34.5 Half-Cycle Correction (HCC)

Real processes occur in continuous time, with transitions and other events occurring throughout an interval of time. However, a Markov process occurs as a discrete sequence of snapshots, which can lead to over counting Markov rewards.

Traditional Markov models accumulate the full cycle's state reward at the beginning of each cycles with transitions understood to occur at the end of each cycle, even though some portion of the cohort will leave the state during the cycle. Expected values will therefore overestimate life expectancy by about half of a cycle (1/2 year in a one-year cycle length model).

Consider the simple example of life expectancy in a simple model with health states Alive and Dead. In each cycle, some portion of the cohort is alive and accumulates 1 life year. In reality, however, deaths will occur on average halfway through a cycle. So, someone who dies during a cycle should lose half of the reward they received at the beginning of the cycle (e.g., -0.5 years of life expectancy in a one-year cycle length model).

There are two ways in TreeAge to adjust for this over accumulation:

What does HCC look like?

Half-cycle correction subtracts "half a reward" assigned in the first cycle of the process (that is at _stage 0) — i.e., by setting a state’s initial reward (Init Rwd) to one-half of its incremental reward (Incr Rwd).
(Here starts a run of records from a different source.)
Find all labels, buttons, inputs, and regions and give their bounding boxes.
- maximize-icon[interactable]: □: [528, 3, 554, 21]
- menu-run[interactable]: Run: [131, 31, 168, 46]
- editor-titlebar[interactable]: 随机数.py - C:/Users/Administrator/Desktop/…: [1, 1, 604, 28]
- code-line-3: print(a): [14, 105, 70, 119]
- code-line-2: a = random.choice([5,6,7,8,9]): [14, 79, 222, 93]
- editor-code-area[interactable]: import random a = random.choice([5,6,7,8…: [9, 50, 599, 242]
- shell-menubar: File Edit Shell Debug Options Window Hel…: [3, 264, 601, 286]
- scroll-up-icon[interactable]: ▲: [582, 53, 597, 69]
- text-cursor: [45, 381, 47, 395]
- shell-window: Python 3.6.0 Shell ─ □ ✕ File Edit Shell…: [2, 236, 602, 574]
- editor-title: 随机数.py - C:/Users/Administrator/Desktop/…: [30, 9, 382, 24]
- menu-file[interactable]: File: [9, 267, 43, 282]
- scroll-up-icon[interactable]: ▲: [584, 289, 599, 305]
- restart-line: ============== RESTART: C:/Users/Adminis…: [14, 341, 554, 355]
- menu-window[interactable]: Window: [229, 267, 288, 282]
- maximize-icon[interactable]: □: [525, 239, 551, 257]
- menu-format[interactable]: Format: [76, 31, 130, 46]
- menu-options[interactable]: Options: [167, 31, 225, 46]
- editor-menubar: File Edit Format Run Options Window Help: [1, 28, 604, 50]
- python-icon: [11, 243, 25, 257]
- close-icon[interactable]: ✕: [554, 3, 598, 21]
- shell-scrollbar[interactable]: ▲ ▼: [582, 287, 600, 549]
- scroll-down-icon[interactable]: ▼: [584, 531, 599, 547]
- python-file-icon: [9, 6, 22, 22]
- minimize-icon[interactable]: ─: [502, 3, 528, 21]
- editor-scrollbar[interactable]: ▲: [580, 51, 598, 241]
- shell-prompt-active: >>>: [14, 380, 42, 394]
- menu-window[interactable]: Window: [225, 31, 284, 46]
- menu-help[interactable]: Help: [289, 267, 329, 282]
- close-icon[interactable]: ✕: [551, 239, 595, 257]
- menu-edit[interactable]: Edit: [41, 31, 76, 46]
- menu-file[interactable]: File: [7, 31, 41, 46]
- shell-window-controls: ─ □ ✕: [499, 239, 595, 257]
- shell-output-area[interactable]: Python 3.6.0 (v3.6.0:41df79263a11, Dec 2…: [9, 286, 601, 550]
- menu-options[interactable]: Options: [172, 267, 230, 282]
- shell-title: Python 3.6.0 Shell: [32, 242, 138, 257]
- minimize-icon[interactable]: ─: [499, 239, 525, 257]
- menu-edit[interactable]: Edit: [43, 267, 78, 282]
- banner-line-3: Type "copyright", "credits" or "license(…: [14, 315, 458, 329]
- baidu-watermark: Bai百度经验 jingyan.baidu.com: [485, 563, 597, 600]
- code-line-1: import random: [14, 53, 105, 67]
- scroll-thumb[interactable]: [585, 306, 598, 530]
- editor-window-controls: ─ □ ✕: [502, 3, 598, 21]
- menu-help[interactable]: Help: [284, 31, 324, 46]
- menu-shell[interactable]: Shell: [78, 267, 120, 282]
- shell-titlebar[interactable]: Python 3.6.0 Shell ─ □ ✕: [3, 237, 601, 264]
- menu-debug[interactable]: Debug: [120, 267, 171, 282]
The portion of the cohort that remains in the health state at the end of the process is then given back the "half a reward" after the last cycle in the final reward (Final Rwd) for all non-dead states. This is part of why state rewards are separated into three parts: Init, Incr and Final.

Some modelers choose to apply half-cycle correction as a toll at each transition out of a non-dead state, but this is more complicated and prone to error.

To perform half-cycle correction:

  • Select a Markov state node (in the image below this is Local Cancer).

  • Open the Markov View.

  • Enter the initial and incremental rewards. In the images, we have cLocal for both Init and Incr Costs.

  • In the Markov View, select/highlight a reward to HCC for the appropriate payoff set. In this case we will choose the Cost.

  • Click on the "pencil" icon in the view's toolbar to open the State Reward Dialog.

  • Click the Half-Cycle Correct button in the State Reward Dialog.

The initial and final rewards will be updated as below.

Any reward that is a function of life expectancy (i.e., medication costs that occur gradually over a cycle) should be corrected in the same way.

NOTE: Be careful when applying HCC using the steps above. Clicking the Half-cycle Correction button will delete any entries in the Initial and Final rewards and replace them with half the Incremental Reward. If you have any additional entries in those fields (particularly up-front costs in the initial reward), be sure to add those back into the model after applying HCC.

Reporting with Half-Cycle Correction, Within-Cycle Correction or neither is covered in the section Markov Cohort Analysis Output.